On Tue, Mar 16, 2021 at 3:30 AM Paul Guo <guopa@vmware.com> wrote:
> By the way, there is a usual case that we could skip fsync: A fsync-ed already standby generated by
pg_rewind/pg_basebackup.
> The state of those standbys are surely not DB_SHUTDOWNED/DB_SHUTDOWNED_IN_RECOVERY, so the
> pgdata directory is fsync-ed again during startup when starting those pg instances. We could ask users to not fsync
> during pg_rewind&pg_basebackup, but we probably want to just fsync some files in pg_rewind (see [1]), so better
> let the startup process skip the unnecessary fsync? As to the solution, using guc or writing something in some files
like
> backup_label(?) does not seem to be good ideas since
> 1. Use guc, we still expect fsync after real crash recovery so we need to reset the guc also need to specify
pgoptionsin pg_ctl command.
> 2. Write some hint information to files like backup_label(?) in pg_rewind/pg_basebackup, but people might
> copy the pgdata directory and then we still need fsync.
> The only one simple solution I can think out is to let user touch a file to hint startup, before starting the pg
instance.
As a thought experiment only, I wonder if there is a way to make your
touch-a-special-signal-file scheme more reliable and less dangerous
(considering people might copy the signal file around or otherwise
screw this up). It seems to me that invalidation is the key, and
"unlink the signal file after the first crash recovery" isn't good
enough. Hmm What if the file contained a fingerprint containing...
let's see... checkpoint LSN, hostname, MAC address, pgdata path, ...
(add more seasoning to taste), and then also some flags to say what is
known to be fully fsync'd already: the WAL, pgdata but only as far as
changes up to the checkpoint LSN, or all of pgdata? Then you could be
conservative for a non-match, but skip the extra work in some common
cases like pg_basebackup, as long as you trust the fingerprint scheme
not to produce false positives. Or something like that...

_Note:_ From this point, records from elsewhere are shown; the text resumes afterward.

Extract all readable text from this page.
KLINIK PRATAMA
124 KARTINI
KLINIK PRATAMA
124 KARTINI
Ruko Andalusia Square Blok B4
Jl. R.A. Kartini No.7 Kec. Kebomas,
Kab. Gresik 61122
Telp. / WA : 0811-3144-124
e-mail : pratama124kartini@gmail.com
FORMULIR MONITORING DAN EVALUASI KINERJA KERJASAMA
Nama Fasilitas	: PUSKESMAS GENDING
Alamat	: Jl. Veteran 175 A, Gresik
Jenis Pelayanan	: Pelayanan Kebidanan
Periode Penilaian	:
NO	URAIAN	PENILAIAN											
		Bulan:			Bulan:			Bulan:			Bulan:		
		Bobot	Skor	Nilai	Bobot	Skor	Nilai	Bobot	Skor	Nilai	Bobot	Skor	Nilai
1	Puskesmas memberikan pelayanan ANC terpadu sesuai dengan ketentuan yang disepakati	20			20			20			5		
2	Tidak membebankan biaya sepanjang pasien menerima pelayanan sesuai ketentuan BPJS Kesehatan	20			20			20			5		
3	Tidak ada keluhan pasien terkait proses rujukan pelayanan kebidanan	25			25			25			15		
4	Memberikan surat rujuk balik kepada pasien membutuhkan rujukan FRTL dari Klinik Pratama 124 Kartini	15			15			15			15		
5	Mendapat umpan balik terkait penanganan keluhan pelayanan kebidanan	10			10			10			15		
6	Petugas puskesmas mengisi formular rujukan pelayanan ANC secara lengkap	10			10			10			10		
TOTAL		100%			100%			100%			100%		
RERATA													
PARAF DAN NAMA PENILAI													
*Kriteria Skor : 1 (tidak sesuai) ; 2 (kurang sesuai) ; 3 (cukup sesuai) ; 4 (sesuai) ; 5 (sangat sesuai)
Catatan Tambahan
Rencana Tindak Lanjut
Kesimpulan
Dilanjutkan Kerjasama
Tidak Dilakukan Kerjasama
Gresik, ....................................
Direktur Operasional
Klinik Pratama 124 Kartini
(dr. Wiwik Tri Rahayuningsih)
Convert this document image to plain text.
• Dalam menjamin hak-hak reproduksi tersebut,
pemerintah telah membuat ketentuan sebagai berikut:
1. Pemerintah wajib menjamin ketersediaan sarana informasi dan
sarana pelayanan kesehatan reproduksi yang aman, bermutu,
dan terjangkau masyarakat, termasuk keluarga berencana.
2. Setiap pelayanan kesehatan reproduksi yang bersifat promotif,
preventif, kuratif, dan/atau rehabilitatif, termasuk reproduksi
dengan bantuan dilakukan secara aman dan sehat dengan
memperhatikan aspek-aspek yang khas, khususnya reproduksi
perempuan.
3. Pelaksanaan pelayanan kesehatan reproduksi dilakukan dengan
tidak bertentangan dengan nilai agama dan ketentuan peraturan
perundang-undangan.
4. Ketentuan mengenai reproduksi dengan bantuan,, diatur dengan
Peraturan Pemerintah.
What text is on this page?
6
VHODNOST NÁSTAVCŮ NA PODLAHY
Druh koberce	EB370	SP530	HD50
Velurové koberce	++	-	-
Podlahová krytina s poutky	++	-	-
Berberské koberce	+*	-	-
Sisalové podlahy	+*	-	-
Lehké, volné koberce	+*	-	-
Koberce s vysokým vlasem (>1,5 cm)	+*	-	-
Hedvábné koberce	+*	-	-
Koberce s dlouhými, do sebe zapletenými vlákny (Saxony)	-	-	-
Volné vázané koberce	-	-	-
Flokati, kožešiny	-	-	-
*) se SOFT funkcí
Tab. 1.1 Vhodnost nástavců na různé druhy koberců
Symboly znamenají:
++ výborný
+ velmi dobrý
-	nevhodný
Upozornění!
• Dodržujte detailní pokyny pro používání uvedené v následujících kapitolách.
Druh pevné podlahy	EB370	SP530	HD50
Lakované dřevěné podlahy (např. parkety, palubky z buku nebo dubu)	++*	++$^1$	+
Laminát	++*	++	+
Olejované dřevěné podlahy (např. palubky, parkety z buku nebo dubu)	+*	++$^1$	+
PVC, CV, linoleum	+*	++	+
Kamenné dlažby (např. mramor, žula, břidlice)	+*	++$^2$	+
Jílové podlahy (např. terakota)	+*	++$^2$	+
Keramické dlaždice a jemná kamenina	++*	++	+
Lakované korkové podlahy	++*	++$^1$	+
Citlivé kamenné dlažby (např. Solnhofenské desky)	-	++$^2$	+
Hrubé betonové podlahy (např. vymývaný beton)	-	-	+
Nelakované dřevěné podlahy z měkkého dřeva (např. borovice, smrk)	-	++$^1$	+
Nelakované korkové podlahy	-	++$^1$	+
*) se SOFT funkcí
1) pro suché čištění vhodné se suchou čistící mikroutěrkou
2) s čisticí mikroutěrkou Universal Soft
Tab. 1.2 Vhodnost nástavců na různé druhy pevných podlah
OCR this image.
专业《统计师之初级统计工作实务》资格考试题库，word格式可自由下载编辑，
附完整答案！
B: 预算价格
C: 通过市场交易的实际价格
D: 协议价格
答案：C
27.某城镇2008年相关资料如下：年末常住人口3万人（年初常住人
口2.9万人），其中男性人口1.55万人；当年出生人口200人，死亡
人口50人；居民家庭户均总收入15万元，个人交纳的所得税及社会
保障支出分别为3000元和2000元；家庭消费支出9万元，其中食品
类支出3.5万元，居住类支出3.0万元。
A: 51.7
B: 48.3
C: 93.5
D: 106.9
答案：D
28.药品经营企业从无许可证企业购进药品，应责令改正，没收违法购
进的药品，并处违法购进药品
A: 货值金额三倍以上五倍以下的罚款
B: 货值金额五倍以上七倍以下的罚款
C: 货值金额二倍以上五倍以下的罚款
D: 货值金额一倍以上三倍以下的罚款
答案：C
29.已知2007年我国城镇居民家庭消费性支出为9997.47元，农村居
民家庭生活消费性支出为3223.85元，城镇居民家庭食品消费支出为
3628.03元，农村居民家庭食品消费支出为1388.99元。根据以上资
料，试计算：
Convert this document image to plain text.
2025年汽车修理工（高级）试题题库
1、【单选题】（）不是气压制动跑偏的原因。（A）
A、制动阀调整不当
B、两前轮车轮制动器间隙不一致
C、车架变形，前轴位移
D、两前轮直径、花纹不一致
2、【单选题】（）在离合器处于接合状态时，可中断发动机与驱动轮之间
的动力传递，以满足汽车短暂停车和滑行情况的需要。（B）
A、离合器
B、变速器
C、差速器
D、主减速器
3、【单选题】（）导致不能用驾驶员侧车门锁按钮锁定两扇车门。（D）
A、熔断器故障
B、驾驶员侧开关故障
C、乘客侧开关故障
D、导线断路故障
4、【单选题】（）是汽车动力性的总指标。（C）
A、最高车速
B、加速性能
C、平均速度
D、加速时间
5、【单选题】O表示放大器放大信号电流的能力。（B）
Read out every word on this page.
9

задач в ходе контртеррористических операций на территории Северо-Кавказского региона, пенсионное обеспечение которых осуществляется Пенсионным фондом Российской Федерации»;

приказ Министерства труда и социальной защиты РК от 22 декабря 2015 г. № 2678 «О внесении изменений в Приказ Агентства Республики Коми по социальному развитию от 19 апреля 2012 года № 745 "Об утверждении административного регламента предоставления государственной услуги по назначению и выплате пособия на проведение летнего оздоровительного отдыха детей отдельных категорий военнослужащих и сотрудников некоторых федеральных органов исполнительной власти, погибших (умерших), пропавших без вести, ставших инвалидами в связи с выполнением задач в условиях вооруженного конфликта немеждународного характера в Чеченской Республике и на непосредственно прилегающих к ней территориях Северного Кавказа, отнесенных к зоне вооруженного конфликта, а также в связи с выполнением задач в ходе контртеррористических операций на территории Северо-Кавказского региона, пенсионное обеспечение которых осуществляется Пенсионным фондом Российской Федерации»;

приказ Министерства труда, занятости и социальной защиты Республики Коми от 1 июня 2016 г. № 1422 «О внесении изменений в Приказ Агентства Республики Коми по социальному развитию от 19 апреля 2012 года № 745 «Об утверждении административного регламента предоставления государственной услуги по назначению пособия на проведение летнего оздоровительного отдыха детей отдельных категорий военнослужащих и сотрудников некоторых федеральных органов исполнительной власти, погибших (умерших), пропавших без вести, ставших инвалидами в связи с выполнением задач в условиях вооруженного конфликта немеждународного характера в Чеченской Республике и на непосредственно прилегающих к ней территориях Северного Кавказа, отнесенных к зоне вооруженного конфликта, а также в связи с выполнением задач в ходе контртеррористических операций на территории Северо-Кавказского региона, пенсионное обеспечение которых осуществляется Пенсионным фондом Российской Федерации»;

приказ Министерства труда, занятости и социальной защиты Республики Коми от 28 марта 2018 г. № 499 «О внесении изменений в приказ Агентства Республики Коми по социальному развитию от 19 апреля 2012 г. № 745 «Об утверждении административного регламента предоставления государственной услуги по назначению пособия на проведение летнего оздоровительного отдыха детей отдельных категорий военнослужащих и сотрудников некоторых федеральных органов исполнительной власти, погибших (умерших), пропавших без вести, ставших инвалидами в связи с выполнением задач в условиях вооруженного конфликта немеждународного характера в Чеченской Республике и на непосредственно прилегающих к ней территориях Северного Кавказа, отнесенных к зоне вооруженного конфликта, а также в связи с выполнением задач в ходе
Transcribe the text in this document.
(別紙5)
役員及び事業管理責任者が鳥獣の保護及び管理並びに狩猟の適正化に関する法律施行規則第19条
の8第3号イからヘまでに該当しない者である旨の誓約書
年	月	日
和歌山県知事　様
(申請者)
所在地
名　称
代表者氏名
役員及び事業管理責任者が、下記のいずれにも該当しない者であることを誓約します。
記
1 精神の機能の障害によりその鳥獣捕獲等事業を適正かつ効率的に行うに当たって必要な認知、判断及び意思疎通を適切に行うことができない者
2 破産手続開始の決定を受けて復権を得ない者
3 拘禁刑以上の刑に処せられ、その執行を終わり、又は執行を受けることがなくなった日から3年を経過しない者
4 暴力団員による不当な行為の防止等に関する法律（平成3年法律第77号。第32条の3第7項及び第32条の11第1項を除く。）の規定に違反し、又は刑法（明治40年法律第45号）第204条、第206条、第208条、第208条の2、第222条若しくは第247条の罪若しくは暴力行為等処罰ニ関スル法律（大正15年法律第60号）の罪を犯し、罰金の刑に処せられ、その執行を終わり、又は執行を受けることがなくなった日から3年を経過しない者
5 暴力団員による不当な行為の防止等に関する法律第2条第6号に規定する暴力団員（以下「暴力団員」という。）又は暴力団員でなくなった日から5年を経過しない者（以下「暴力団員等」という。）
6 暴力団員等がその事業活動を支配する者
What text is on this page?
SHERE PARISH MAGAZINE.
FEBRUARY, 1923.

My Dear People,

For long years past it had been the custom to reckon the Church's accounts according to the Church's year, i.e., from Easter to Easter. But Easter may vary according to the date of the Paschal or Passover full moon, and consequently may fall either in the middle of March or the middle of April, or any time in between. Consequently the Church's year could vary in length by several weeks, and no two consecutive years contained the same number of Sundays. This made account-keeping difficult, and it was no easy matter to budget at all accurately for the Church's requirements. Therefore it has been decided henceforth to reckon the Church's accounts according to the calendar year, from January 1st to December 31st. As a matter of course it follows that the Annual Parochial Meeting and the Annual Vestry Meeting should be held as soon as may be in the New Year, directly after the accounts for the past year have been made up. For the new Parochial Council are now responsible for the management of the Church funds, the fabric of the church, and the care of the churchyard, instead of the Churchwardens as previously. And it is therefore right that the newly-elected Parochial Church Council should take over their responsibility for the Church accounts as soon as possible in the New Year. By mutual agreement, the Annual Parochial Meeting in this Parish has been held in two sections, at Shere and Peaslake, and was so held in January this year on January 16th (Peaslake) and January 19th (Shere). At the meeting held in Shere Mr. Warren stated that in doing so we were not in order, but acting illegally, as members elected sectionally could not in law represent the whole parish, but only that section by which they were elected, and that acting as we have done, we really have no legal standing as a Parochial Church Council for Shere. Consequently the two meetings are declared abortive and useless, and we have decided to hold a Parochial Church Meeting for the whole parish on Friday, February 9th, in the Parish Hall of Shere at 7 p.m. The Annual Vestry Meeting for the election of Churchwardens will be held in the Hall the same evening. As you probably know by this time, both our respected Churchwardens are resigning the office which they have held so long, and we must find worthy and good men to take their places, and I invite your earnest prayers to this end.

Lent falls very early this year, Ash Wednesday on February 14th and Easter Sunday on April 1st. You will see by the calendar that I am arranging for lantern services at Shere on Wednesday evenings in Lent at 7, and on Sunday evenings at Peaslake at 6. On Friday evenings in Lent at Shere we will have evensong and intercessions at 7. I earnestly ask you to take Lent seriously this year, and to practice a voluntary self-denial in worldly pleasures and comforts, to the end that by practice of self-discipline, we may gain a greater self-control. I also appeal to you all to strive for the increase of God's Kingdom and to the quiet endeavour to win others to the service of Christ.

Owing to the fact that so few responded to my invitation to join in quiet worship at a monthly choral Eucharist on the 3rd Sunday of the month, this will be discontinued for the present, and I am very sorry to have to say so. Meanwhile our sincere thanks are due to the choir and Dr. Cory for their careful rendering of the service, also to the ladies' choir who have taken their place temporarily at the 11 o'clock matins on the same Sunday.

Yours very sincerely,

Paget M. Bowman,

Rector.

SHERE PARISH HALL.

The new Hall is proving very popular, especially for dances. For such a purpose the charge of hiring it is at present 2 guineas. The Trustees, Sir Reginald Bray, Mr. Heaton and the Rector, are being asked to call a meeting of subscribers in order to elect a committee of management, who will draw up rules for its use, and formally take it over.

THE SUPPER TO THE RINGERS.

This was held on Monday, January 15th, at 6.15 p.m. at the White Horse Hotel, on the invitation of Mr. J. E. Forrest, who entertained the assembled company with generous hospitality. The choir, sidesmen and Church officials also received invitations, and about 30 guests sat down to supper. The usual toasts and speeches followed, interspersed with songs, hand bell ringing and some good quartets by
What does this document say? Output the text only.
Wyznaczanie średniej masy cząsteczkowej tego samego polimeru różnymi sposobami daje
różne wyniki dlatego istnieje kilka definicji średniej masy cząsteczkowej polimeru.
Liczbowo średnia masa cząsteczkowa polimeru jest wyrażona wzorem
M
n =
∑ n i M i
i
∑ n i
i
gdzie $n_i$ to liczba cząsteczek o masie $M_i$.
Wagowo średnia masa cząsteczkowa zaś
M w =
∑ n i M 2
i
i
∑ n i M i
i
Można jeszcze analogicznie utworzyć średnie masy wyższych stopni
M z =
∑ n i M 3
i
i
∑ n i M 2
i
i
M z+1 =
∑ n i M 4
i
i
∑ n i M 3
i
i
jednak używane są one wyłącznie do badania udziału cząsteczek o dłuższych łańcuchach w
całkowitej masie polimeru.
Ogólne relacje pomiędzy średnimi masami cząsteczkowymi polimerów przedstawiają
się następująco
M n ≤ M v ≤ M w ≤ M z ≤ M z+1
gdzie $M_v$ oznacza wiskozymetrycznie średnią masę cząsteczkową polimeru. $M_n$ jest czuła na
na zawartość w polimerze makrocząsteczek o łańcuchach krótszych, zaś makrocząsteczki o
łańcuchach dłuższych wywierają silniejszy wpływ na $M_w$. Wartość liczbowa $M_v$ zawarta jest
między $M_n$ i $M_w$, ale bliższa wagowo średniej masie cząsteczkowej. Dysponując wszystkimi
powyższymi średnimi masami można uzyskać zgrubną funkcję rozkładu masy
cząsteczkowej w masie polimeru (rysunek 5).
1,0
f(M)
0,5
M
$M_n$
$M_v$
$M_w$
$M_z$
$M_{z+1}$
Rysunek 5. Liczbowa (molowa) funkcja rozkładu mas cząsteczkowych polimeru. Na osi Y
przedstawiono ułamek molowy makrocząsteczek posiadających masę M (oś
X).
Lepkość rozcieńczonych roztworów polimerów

I'm not too keen to invent clever new schemes for PG14, though. This
sync_after_crash=syncfs scheme is pretty simple, and has the advantage
that it's very cheap to do it extra redundant times assuming nothing
else is creating new dirty kernel pages in serious quantities. Is
that useful enough? In particular it avoids the dreaded "open
1,000,000 uncached files over high latency network storage" problem.
I don't want to add a hypothetical sync_after_crash=none, because it
seems like generally a bad idea. We already have a
running-with-scissors mode you could use for that: fsync=off.